In the mid-1960s, when the Pļaviņas HPP was built and the reservoir was constructed, the village and cemetery of Bebrulejas were flooded and lie about 10 m below the current water level of the Daugava. The farmsteads of Bebrulejas - the peculiar houses of fishermen, boatmen, rafters and dolomite breakers - were demolished; the burials of Bebrulejas cemetery were transferred to the Bāru Hill cemetery.
The village existed from the 1820s until 1965. The village of Bebrulejas was located on the right bank of the Daugava River about one and a half kilometres downstream of Pļaviņas between the river and the former Pļaviņas dolomite quarry.
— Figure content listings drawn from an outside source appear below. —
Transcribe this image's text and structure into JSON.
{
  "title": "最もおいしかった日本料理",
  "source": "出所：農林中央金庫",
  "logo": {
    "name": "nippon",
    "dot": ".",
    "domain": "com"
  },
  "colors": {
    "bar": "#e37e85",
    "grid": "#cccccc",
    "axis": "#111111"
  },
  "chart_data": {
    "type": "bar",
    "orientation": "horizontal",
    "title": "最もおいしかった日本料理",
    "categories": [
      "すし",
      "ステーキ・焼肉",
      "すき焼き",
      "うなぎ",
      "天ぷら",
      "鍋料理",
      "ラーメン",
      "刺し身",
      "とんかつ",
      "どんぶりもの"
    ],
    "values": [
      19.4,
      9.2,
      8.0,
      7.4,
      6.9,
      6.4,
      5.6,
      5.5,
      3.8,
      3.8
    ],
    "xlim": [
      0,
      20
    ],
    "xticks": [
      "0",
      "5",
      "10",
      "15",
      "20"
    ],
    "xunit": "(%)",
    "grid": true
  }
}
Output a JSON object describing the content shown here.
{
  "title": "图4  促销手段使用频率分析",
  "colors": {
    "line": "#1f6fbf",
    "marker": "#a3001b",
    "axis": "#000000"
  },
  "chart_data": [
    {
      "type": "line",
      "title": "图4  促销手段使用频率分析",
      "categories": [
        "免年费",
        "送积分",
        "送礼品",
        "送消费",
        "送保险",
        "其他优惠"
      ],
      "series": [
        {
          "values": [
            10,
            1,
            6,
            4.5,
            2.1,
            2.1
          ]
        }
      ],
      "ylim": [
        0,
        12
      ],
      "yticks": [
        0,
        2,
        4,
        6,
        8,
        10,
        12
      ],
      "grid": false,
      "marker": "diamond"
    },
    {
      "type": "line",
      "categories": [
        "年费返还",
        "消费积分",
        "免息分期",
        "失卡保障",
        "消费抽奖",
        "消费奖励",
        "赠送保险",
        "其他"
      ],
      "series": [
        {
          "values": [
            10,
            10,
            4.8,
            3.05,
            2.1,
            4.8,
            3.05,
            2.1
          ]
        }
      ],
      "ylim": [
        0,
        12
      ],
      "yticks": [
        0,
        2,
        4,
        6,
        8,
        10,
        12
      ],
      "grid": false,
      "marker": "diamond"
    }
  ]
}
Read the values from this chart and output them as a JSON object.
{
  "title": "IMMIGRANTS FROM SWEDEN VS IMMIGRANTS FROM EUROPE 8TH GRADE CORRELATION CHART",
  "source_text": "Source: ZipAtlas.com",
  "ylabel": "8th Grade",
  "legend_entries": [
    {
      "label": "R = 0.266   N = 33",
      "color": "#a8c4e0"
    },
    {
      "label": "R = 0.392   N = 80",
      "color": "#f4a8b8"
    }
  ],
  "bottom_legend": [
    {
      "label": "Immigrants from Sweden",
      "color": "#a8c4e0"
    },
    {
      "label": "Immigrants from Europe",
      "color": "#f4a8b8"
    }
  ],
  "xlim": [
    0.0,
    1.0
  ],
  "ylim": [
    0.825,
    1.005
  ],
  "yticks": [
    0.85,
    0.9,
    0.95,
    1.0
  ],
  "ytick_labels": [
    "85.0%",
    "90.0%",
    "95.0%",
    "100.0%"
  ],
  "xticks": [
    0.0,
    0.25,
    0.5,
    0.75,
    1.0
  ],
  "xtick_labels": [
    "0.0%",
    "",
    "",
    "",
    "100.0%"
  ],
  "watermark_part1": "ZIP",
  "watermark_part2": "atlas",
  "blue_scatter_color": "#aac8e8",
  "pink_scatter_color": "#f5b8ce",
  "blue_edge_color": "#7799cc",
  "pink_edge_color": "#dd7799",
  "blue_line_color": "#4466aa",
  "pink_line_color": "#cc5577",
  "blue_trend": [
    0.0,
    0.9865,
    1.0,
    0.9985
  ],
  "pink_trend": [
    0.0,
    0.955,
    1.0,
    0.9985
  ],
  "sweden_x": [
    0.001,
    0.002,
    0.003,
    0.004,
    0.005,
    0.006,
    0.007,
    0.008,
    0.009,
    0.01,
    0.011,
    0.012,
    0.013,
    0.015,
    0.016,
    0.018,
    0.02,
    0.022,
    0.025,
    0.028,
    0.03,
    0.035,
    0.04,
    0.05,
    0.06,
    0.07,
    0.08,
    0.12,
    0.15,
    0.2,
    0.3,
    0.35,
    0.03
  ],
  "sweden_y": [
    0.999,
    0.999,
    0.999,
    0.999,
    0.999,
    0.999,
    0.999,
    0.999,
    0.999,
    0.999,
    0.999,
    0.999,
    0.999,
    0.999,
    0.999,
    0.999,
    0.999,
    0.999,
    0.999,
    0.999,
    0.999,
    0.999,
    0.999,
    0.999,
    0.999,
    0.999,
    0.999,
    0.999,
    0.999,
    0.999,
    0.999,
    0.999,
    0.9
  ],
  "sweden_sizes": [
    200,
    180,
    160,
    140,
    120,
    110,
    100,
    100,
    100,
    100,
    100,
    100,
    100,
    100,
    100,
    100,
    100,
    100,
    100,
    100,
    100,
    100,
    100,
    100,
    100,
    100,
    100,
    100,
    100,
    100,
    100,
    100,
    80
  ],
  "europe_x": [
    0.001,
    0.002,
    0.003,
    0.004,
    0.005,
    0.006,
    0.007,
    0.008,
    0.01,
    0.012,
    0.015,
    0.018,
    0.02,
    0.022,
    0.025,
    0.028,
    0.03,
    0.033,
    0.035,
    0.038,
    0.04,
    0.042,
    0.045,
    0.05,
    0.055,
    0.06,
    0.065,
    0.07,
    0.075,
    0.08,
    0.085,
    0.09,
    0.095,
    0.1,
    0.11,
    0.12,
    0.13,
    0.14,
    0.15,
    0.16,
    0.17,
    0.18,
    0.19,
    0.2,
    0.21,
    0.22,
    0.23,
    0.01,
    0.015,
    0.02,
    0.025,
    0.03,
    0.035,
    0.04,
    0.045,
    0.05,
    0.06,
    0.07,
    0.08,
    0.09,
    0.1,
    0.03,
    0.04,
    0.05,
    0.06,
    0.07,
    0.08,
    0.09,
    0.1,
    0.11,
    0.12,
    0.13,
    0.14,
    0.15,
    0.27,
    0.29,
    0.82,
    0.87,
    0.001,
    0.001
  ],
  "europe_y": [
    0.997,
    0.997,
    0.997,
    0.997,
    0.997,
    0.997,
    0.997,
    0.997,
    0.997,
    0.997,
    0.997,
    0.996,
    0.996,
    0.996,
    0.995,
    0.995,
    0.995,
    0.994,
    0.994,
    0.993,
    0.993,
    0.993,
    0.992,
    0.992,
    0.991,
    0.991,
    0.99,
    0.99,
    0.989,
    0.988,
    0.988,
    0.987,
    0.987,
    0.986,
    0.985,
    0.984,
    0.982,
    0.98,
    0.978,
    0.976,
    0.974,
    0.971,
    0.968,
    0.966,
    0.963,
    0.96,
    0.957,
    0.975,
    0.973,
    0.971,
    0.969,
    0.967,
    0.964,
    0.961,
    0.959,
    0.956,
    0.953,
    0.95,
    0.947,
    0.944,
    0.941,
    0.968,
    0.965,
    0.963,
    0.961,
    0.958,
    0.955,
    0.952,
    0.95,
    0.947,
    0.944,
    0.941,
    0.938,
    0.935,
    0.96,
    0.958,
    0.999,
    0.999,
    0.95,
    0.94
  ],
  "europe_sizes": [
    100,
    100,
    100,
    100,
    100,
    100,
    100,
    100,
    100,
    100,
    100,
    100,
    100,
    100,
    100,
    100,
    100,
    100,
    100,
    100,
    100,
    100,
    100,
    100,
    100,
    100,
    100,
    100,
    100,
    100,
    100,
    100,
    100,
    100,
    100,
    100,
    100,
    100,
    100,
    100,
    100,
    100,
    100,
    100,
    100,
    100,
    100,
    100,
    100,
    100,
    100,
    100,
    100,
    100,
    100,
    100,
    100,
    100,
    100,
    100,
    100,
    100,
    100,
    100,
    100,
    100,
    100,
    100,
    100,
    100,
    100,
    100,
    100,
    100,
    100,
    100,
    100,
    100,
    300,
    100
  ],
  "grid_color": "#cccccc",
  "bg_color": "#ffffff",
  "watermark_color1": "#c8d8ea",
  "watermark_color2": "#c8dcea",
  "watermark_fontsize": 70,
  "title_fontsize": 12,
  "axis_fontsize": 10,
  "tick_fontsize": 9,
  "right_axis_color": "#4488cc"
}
The settlement was established after the Northern War when rafters, fishermen and craftsmen settled there, 30 houses in total.
The painter Aleksandrs Štrāls and his brother, the writer Kārlis Štrāls, were born in Bebrulej.
"During the flowering season, Bebruleja is like a big, beautiful garden, and on bright spring nights, when the calm Daugava is like silver in the moonlight, nightingales sing on the tree-covered banks. The poet Jānis Jaunsudrabiņš wrote about this place, "The night of the Beetle is like a beautifully played Chopin nocturne.